NeuroQuant surpasses all baselines in PSNR, SSIM, and Dice scores across both T1 and T2 reconstructions, while using a more compressed ($16\times$) latent space. On NCANDA, for T1 images, NeuroQuant achieves PSNR 28.89 and SSIM 95.27, outstripping MedVAE by +0.63 dB and +0.89, respectively. Performance is robust even on the heterogeneous ABCD set. Latent representations from NeuroQuant are semantically discriminative, achieving higher sex classification accuracy than competing models, illustrating the value of structural disentanglement for downstream analysis.

Ablations confirm that factorized multi-axis attention contributes most to structural fidelity, while the modality-FiLM decoder refines appearance adaptation. Joint 2D/3D training significantly improves both the voxel-level and anatomical quality of reconstructions. Auxiliary losses targeting cross-modal preservation and adversarial modality removal further enhance latent disentanglement, as evidenced by improved SynthSeg-derived regional volume estimates and reduced anatomical variance.

Figure 3: Qualitative comparison of T1- and T2-weighted MRI reconstructions; NeuroQuant (with joint 2D/3D training) recovers crisp cortical details and sharp boundaries, in contrast to baseline smoothing and slice-inconsistency artifacts.

Figure 4: SynthSeg-based regional brain volume comparison (cerebellum cortex, caudate) between ground-truth, full model, and ablated variants; NeuroQuant’s predictions closely match the ground-truth distributions.

Practical and Theoretical Implications

Practically, NeuroQuant presents a compressive, semantically meaningful, and anatomically faithful latent space for 3D multimodal neuroimaging. This approach enables more scalable and generalizable foundation models in neuroimaging, supporting image generation, augmentation, and analytic tasks across imaging contrasts. The learned separation of anatomy and modality offers robust support for counterfactual image synthesis, interpretable generative modeling, and potentially, longitudinal or multi-center harmonization with minimal retraining.

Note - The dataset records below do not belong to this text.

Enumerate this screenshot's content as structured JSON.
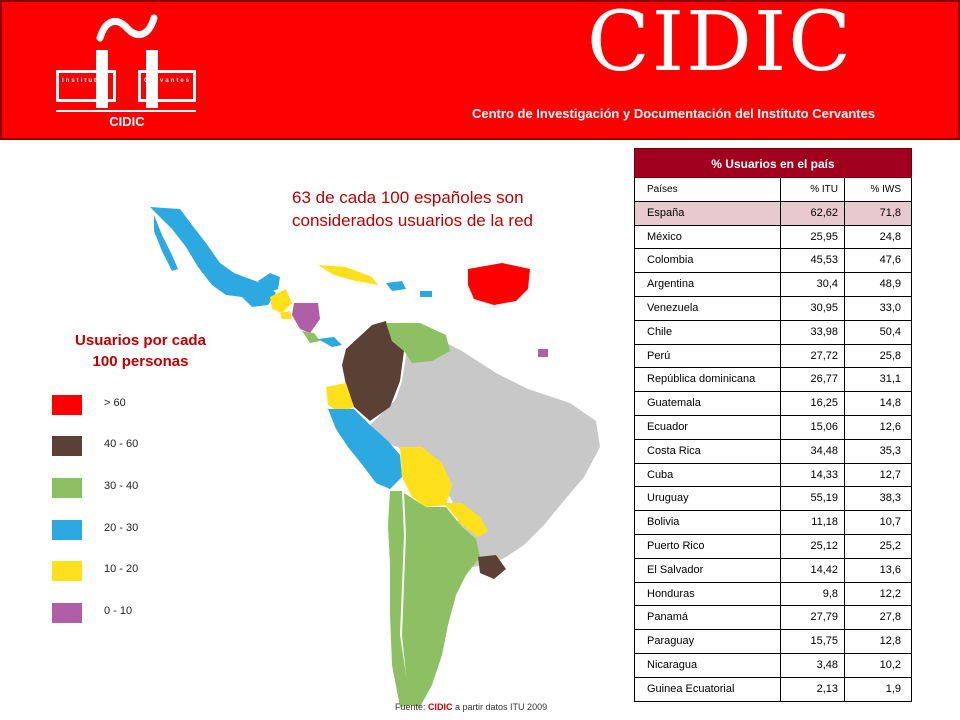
{
  "header": {
    "logo": {
      "word_left": "Instituto",
      "word_right": "Cervantes",
      "caption": "CIDIC"
    },
    "brand": "CIDIC",
    "tagline": "Centro de Investigación y Documentación del Instituto Cervantes"
  },
  "headline": [
    "63 de cada 100 españoles son",
    "considerados usuarios de la red"
  ],
  "legend": {
    "title_lines": [
      "Usuarios por cada",
      "100 personas"
    ],
    "items": [
      {
        "label": "> 60",
        "color": "#ff0000"
      },
      {
        "label": "40 - 60",
        "color": "#5b4036"
      },
      {
        "label": "30 - 40",
        "color": "#8cc063"
      },
      {
        "label": "20 - 30",
        "color": "#2ca9e1"
      },
      {
        "label": "10 - 20",
        "color": "#ffe01a"
      },
      {
        "label": "0 - 10",
        "color": "#b05ea6"
      }
    ]
  },
  "map_colors": {
    "brazil": "#c8c8c8",
    "ocean_none": "#ffffff"
  },
  "table": {
    "title": "% Usuarios en el país",
    "headers": [
      "Países",
      "% ITU",
      "% IWS"
    ],
    "rows": [
      [
        "España",
        "62,62",
        "71,8"
      ],
      [
        "México",
        "25,95",
        "24,8"
      ],
      [
        "Colombia",
        "45,53",
        "47,6"
      ],
      [
        "Argentina",
        "30,4",
        "48,9"
      ],
      [
        "Venezuela",
        "30,95",
        "33,0"
      ],
      [
        "Chile",
        "33,98",
        "50,4"
      ],
      [
        "Perú",
        "27,72",
        "25,8"
      ],
      [
        "República dominicana",
        "26,77",
        "31,1"
      ],
      [
        "Guatemala",
        "16,25",
        "14,8"
      ],
      [
        "Ecuador",
        "15,06",
        "12,6"
      ],
      [
        "Costa Rica",
        "34,48",
        "35,3"
      ],
      [
        "Cuba",
        "14,33",
        "12,7"
      ],
      [
        "Uruguay",
        "55,19",
        "38,3"
      ],
      [
        "Bolivia",
        "11,18",
        "10,7"
      ],
      [
        "Puerto Rico",
        "25,12",
        "25,2"
      ],
      [
        "El Salvador",
        "14,42",
        "13,6"
      ],
      [
        "Honduras",
        "9,8",
        "12,2"
      ],
      [
        "Panamá",
        "27,79",
        "27,8"
      ],
      [
        "Paraguay",
        "15,75",
        "12,8"
      ],
      [
        "Nicaragua",
        "3,48",
        "10,2"
      ],
      [
        "Guinea Ecuatorial",
        "2,13",
        "1,9"
      ]
    ]
  },
  "source": {
    "prefix": "Fuente: ",
    "brand": "CIDIC",
    "suffix": " a partir datos ITU 2009"
  }
}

Theoretically, the architecture demonstrates that dual-stream encoding—augmented with global attention and rigorous anatomical-modality disentanglement—advances the capability of VAEs in complex imaging domains. Joint 2D/3D training emerges as critical for bridging the demands of volumetric and planar context learning. Additionally, adversarial removal of nuisance (modality) variance from anatomical codes sets a strong precedent for scalable, modality-invariant medical representation learning.

Future Directions

The framework paves the way for several future research avenues:

• Expansion to additional modalities (e.g., FLAIR, diffusion MRI) and multi-institutional datasets.
• Integration with text or metadata conditioning for controlled counterfactual synthesis.
• Downstream applications in disease classification, progression modeling, and generative augmentation for rare-pathology cohorts.
• Extending the disentanglement approach for causal inference and explainable AI pipelines in medical analysis.

Conclusion

The NeuroQuant framework establishes a modality-aware, anatomically grounded VQ-VAE paradigm that outperforms established models on all core neuroimaging tasks by leveraging factorized attention, explicit feature disentanglement, and joint 2D/3D training. The resultant latent codes offer maximal anatomical fidelity and minimal modality leakage, setting a new standard for scalable, interpretable foundation models in multimodal brain MRI analysis (2604.05171).